Authentication
Surplus uses passwordless authentication. There are no passwords to store, leak, or reset — users prove their identity with a one-time code sent to their email, and a signed session token keeps them signed in.
Sign-in flow
- Request a code. The user enters their email.
POST /auth/otp/requestgenerates a six-digit one-time code, stores it in Redis with a short expiry, and emails it through Resend. The code is the only secret, and it's never stored in the primary database. - Validate the code. The user enters the code.
POST /auth/otp/validatechecks it against Redis and, on success, issues a session token and sets it as an HttpOnly cookie. - Stay signed in. Subsequent requests carry the cookie automatically; the server verifies it on every request.
- Sign out.
POST /auth/logoutclears the cookie.
Enumeration resistance
The request-code endpoint returns the same successful response whether or not the email belongs to a real account. An attacker cannot use it to discover which emails are registered. A code is only actually generated and sent when the email matches an active user.
Rate limiting
The OTP endpoints are rate-limited in apps/server/src/helpers/rateLimit.ts to blunt brute-force and abuse:
- Requesting a code — 5 attempts per 15 minutes, keyed by email and IP.
- Validating a code — 10 attempts per 15 minutes, keyed by email.
Session tokens (JWT)
On successful sign-in the server issues a JWT, created in packages/services/src/auth/createToken.ts:
- Algorithm: HS256, signed with a server-only secret via
jose. - Payload: only the user's
emailanduserId— no roles or permissions are baked into the token. - Lifetime: 60 days.

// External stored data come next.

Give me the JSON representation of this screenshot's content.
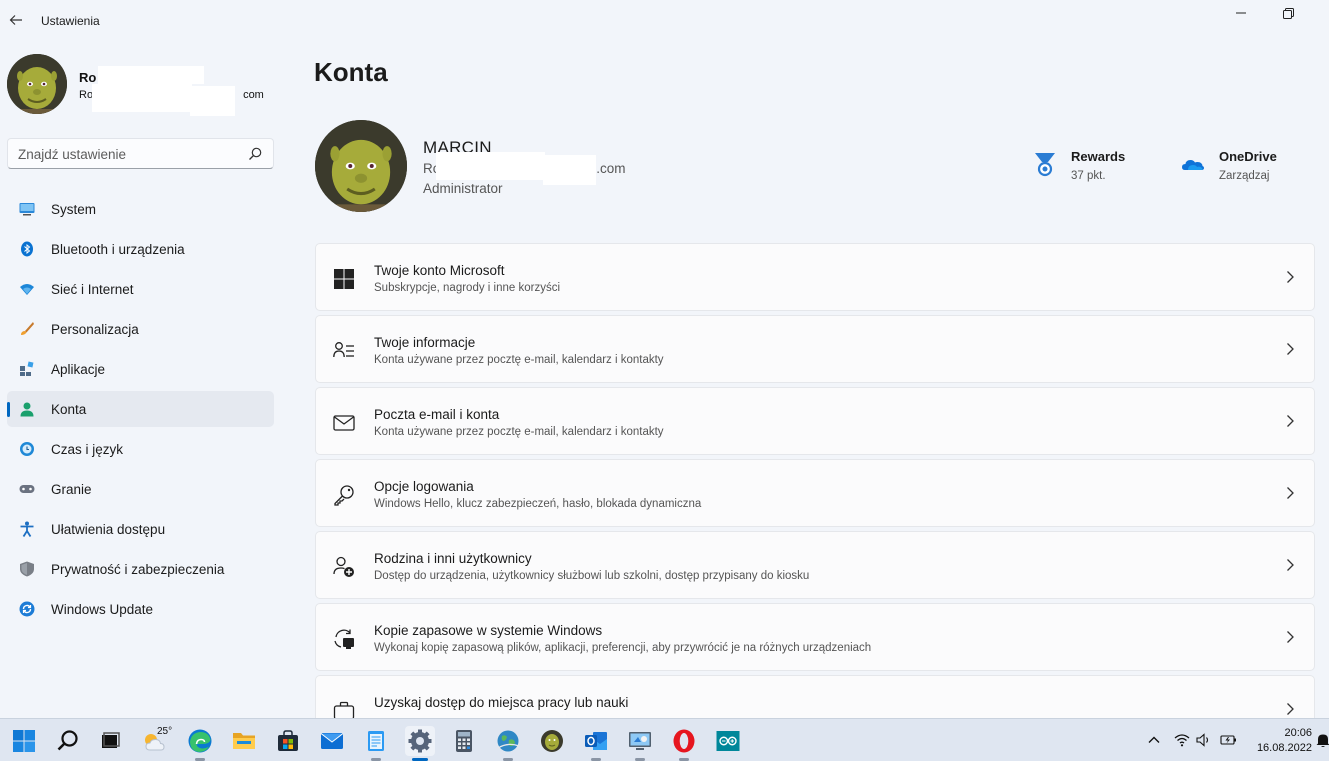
{
  "window": {
    "title": "Ustawienia"
  },
  "sidebar": {
    "user_name": "Ro",
    "user_email_prefix": "Ro",
    "user_email_suffix": "com",
    "search": {
      "placeholder": "Znajdź ustawienie",
      "value": ""
    },
    "items": [
      {
        "label": "System",
        "icon": "monitor-icon"
      },
      {
        "label": "Bluetooth i urządzenia",
        "icon": "bluetooth-icon"
      },
      {
        "label": "Sieć i Internet",
        "icon": "wifi-icon"
      },
      {
        "label": "Personalizacja",
        "icon": "brush-icon"
      },
      {
        "label": "Aplikacje",
        "icon": "apps-icon"
      },
      {
        "label": "Konta",
        "icon": "person-icon",
        "active": true
      },
      {
        "label": "Czas i język",
        "icon": "globe-clock-icon"
      },
      {
        "label": "Granie",
        "icon": "gamepad-icon"
      },
      {
        "label": "Ułatwienia dostępu",
        "icon": "accessibility-icon"
      },
      {
        "label": "Prywatność i zabezpieczenia",
        "icon": "shield-icon"
      },
      {
        "label": "Windows Update",
        "icon": "sync-icon"
      }
    ]
  },
  "main": {
    "title": "Konta",
    "profile": {
      "name": "MARCIN",
      "email_prefix": "Ro",
      "email_suffix": ".com",
      "role": "Administrator"
    },
    "rewards": {
      "title": "Rewards",
      "subtitle": "37 pkt."
    },
    "onedrive": {
      "title": "OneDrive",
      "subtitle": "Zarządzaj"
    },
    "cards": [
      {
        "title": "Twoje konto Microsoft",
        "subtitle": "Subskrypcje, nagrody i inne korzyści",
        "icon": "windows-logo-icon"
      },
      {
        "title": "Twoje informacje",
        "subtitle": "Konta używane przez pocztę e-mail, kalendarz i kontakty",
        "icon": "person-info-icon"
      },
      {
        "title": "Poczta e-mail i konta",
        "subtitle": "Konta używane przez pocztę e-mail, kalendarz i kontakty",
        "icon": "mail-icon"
      },
      {
        "title": "Opcje logowania",
        "subtitle": "Windows Hello, klucz zabezpieczeń, hasło, blokada dynamiczna",
        "icon": "key-icon"
      },
      {
        "title": "Rodzina i inni użytkownicy",
        "subtitle": "Dostęp do urządzenia, użytkownicy służbowi lub szkolni, dostęp przypisany do kiosku",
        "icon": "person-add-icon"
      },
      {
        "title": "Kopie zapasowe w systemie Windows",
        "subtitle": "Wykonaj kopię zapasową plików, aplikacji, preferencji, aby przywrócić je na różnych urządzeniach",
        "icon": "backup-icon"
      },
      {
        "title": "Uzyskaj dostęp do miejsca pracy lub nauki",
        "subtitle": "",
        "icon": "briefcase-icon"
      }
    ]
  },
  "taskbar": {
    "weather_temp": "25°",
    "time": "20:06",
    "date": "16.08.2022",
    "apps": [
      "start",
      "search",
      "task-view",
      "weather",
      "edge",
      "file-explorer",
      "store",
      "mail",
      "notepad",
      "settings",
      "calculator",
      "globe-app",
      "shrek-app",
      "outlook",
      "remote-desktop",
      "opera",
      "arduino"
    ]
  },
  "colors": {
    "accent": "#0067c0",
    "background": "#f2f5fa",
    "card": "#fbfbfc"
  }
}
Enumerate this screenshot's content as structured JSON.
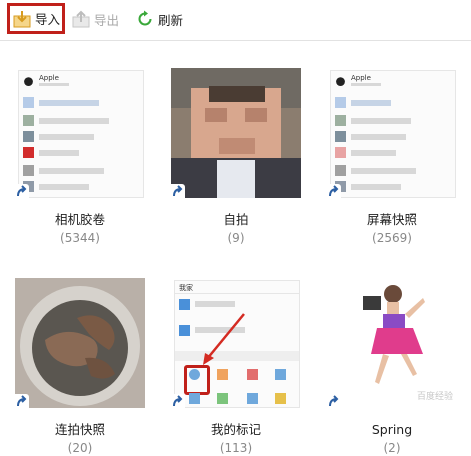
{
  "toolbar": {
    "import_label": "导入",
    "export_label": "导出",
    "refresh_label": "刷新"
  },
  "albums": [
    {
      "name": "相机胶卷",
      "count": "(5344)"
    },
    {
      "name": "自拍",
      "count": "(9)"
    },
    {
      "name": "屏幕快照",
      "count": "(2569)"
    },
    {
      "name": "连拍快照",
      "count": "(20)"
    },
    {
      "name": "我的标记",
      "count": "(113)"
    },
    {
      "name": "Spring",
      "count": "(2)"
    }
  ],
  "thumb_text": {
    "apple": "Apple",
    "mine": "我家"
  },
  "watermark": "百度经验",
  "colors": {
    "highlight_border": "#c0201a",
    "refresh_green": "#3aa83a",
    "import_yellow": "#e8b73a"
  }
}
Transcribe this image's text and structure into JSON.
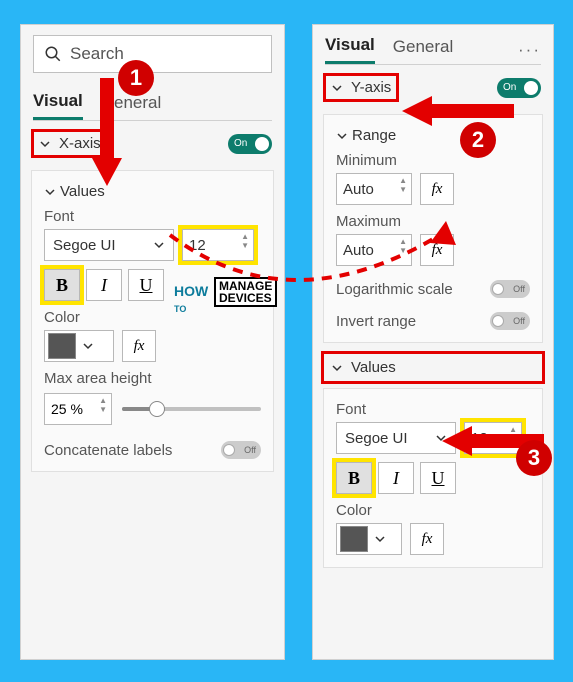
{
  "left": {
    "search_placeholder": "Search",
    "tabs": {
      "visual": "Visual",
      "general": "General"
    },
    "xaxis": {
      "label": "X-axis",
      "toggle": "On"
    },
    "values": {
      "title": "Values",
      "font_label": "Font",
      "font_name": "Segoe UI",
      "font_size": "12",
      "bold": "B",
      "italic": "I",
      "underline": "U",
      "color_label": "Color",
      "fx": "fx",
      "max_area_label": "Max area height",
      "max_area_value": "25 %",
      "concat_label": "Concatenate labels",
      "concat_toggle": "Off"
    }
  },
  "right": {
    "tabs": {
      "visual": "Visual",
      "general": "General"
    },
    "yaxis": {
      "label": "Y-axis",
      "toggle": "On"
    },
    "range": {
      "title": "Range",
      "min_label": "Minimum",
      "min_value": "Auto",
      "max_label": "Maximum",
      "max_value": "Auto",
      "log_label": "Logarithmic scale",
      "log_toggle": "Off",
      "invert_label": "Invert range",
      "invert_toggle": "Off",
      "fx": "fx"
    },
    "values": {
      "title": "Values",
      "font_label": "Font",
      "font_name": "Segoe UI",
      "font_size": "12",
      "bold": "B",
      "italic": "I",
      "underline": "U",
      "color_label": "Color",
      "fx": "fx"
    }
  },
  "badges": {
    "one": "1",
    "two": "2",
    "three": "3"
  },
  "watermark": {
    "how": "HOW",
    "to": "TO",
    "manage": "MANAGE",
    "devices": "DEVICES"
  }
}
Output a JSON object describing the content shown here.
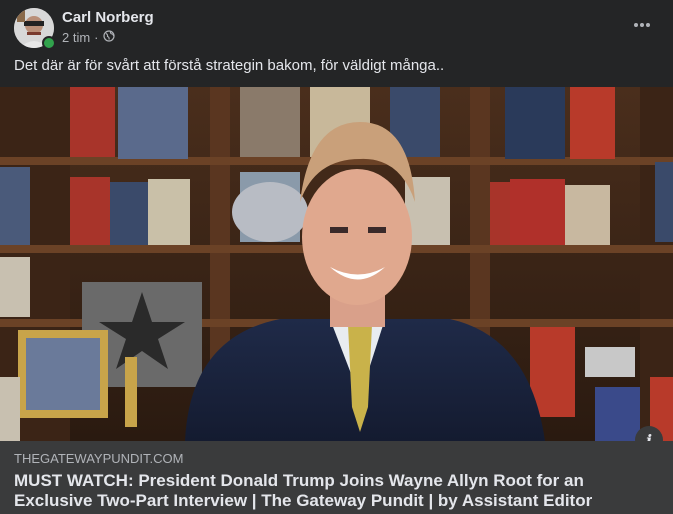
{
  "post": {
    "author": "Carl Norberg",
    "time": "2 tim",
    "separator": "·",
    "privacy_icon": "globe-icon",
    "more_icon": "more-options-icon",
    "text": "Det där är för svårt att förstå strategin bakom, för väldigt många.."
  },
  "link_preview": {
    "domain": "THEGATEWAYPUNDIT.COM",
    "title": "MUST WATCH: President Donald Trump Joins Wayne Allyn Root for an Exclusive Two-Part Interview | The Gateway Pundit | by Assistant Editor",
    "info_label": "i"
  },
  "colors": {
    "background": "#242526",
    "link_box": "#3a3b3c",
    "online": "#31a24c"
  }
}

Because permissions are deliberately not in the token, every request loads the user's current permission from the database. Suspending or changing a user's access takes effect immediately on their next request — there's no stale-token window.
The session cookie
The token is delivered in an HttpOnly cookie, configured in apps/server/src/routes/auth/utils.ts:
- HttpOnly — JavaScript cannot read it, which neutralizes token theft via cross-site scripting.
- Secure — set on staging and production (HTTPS), so the cookie is never sent over plain HTTP.
- SameSite=Lax — the cookie is not sent on cross-site subrequests, mitigating cross-site request forgery (CSRF).
- Max-Age: 60 days, matching the token lifetime so the cookie and token expire together.
- Environment-scoped name and domain — the cookie is named per environment (for example
se_surplus_auth_production) and scoped to the matching domain, so staging and production sessions never collide. In local development it's host-only and not marked Secure.
Verifying a request
On every authenticated request, the server (in apps/server/src/helpers/middleware.ts):
- reads the env-scoped cookie,
- verifies the JWT signature and expiry,
- loads the user row from the database (cached for the duration of that single request),
- rejects the request if the token is missing or invalid (
401), or if the account is suspended (403).
Authorization — what a verified user is allowed to do — is covered next in Authorization and access control.
Terms acceptance
Users must accept the current Terms of Use and Privacy Policy version (TERMS_VERSION in packages/utils) before using the app. The client enforces this with a gate, and a dedicated endpoint records acceptance. Bumping the version re-prompts everyone.